Это письмо удивило Казанову. Как, все эти интимные поцелуи, эти жгучие ласки он, оказывается, расточал перед посторонними глазами? Ришелье в таком случае рассердился бы. Де Грие, вероятно, умер бы от отчаяния: «Я от всего сердца расхохотался…», — восклицает Казанова, и его дерзкое перо прибавляет тут же:
«Положительно, моя роль нравится мне гораздо больше, чем его!»
О, монахиня из Мурано, небесный и смелый лик, обрамленный кружевной решеткой, прелестный юноша в розовом, шитом золотом жилете, любовница с роскошными волосами, так вот какие игры занимали вас?..

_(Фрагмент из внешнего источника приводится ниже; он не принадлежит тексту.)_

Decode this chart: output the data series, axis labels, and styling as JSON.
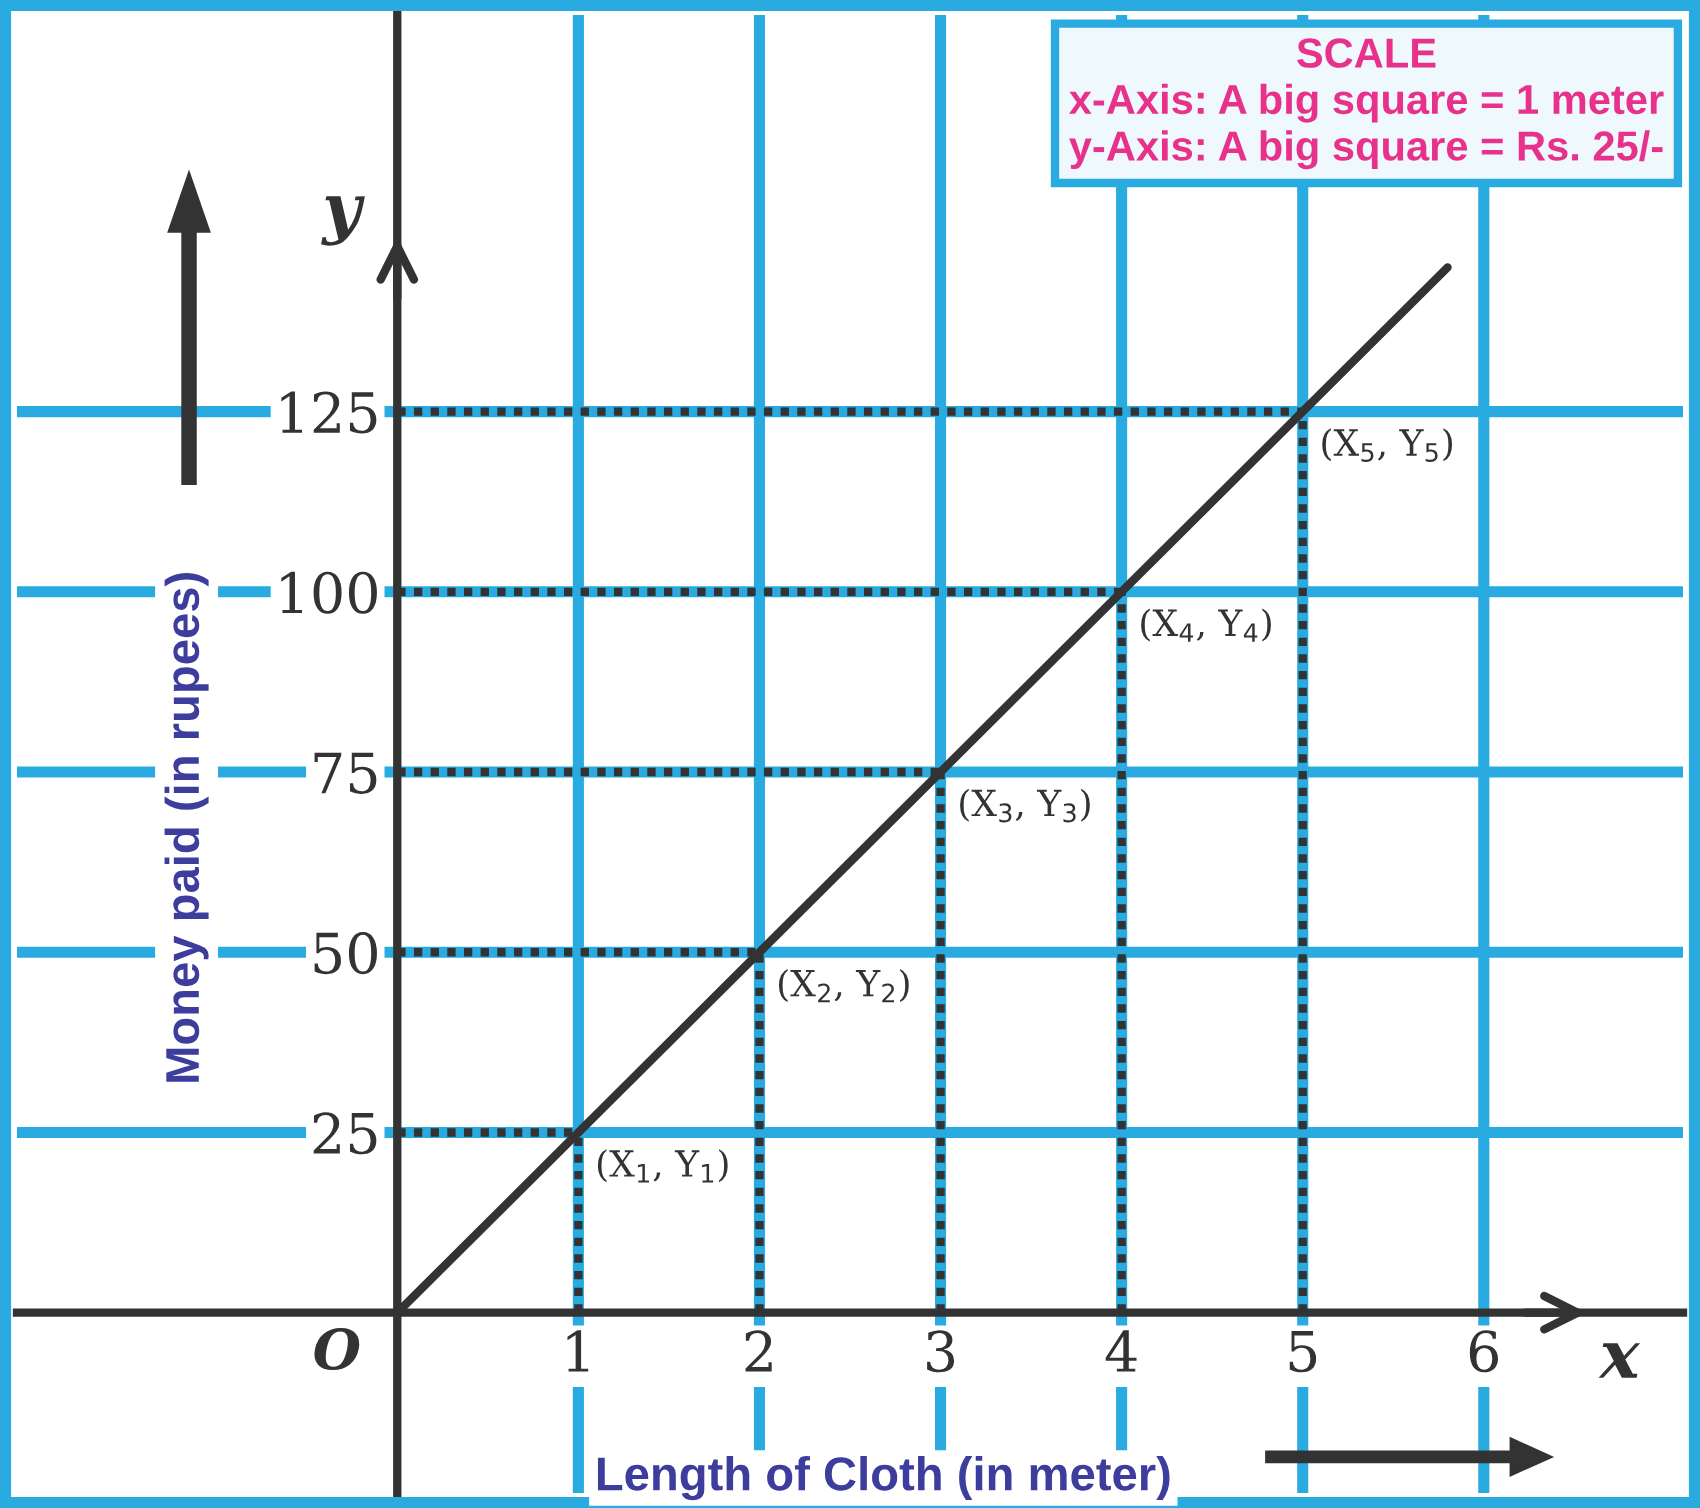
{
  "chart_data": {
    "type": "line",
    "xlabel": "Length of Cloth (in meter)",
    "ylabel": "Money paid (in rupees)",
    "x": [
      0,
      1,
      2,
      3,
      4,
      5,
      5.8
    ],
    "series": [
      {
        "color": "#333333",
        "values": [
          0,
          25,
          50,
          75,
          100,
          125,
          145
        ]
      }
    ],
    "xlim": [
      -2.1,
      7.1
    ],
    "ylim": [
      -25,
      180
    ],
    "xticks": [
      1,
      2,
      3,
      4,
      5,
      6
    ],
    "yticks": [
      25,
      50,
      75,
      100,
      125
    ],
    "grid": true,
    "marker": "none",
    "line_style": "solid",
    "annotations": [
      {
        "text": "(X$_{1}$, Y$_{1}$)",
        "x": 1,
        "y": 25
      },
      {
        "text": "(X$_{2}$, Y$_{2}$)",
        "x": 2,
        "y": 50
      },
      {
        "text": "(X$_{3}$, Y$_{3}$)",
        "x": 3,
        "y": 75
      },
      {
        "text": "(X$_{4}$, Y$_{4}$)",
        "x": 4,
        "y": 100
      },
      {
        "text": "(X$_{5}$, Y$_{5}$)",
        "x": 5,
        "y": 125
      },
      "O",
      "x",
      "y",
      "SCALE",
      "x-Axis: A big square = 1 meter",
      "y-Axis: A big square = Rs. 25/-"
    ]
  }
}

Вот она, тайна любви такой страстной, что от нее чуть не сгорел монастырь, вот, что вы приносили вашему возлюбленному, когда, непринужденная, надушенная, с вашим таинственным перстнем с белым атласом на месте камня, вы спускались с гондолы и подходили к статуе, которую видели до тех пор только на гравюрах! Какая разочарованность, вероятно! Какая наивность, несомненно! Какое разочарование, о, монахиня из Мурано, так не похожая на свою португальскую сестру.
Все равно! Ваш возлюбленный отомстил за себя одним словом. На всю эту смесь страсти и хитрости, на весь этот подлог он отвечает взрывом смеха, в котором слышится презрительная насмешка над сердцем человеческим.
И следующее свидание кавалера де Сейнгальт и прекрасной М.М. состоялось в казино посланника и… в его невидимом присутствии.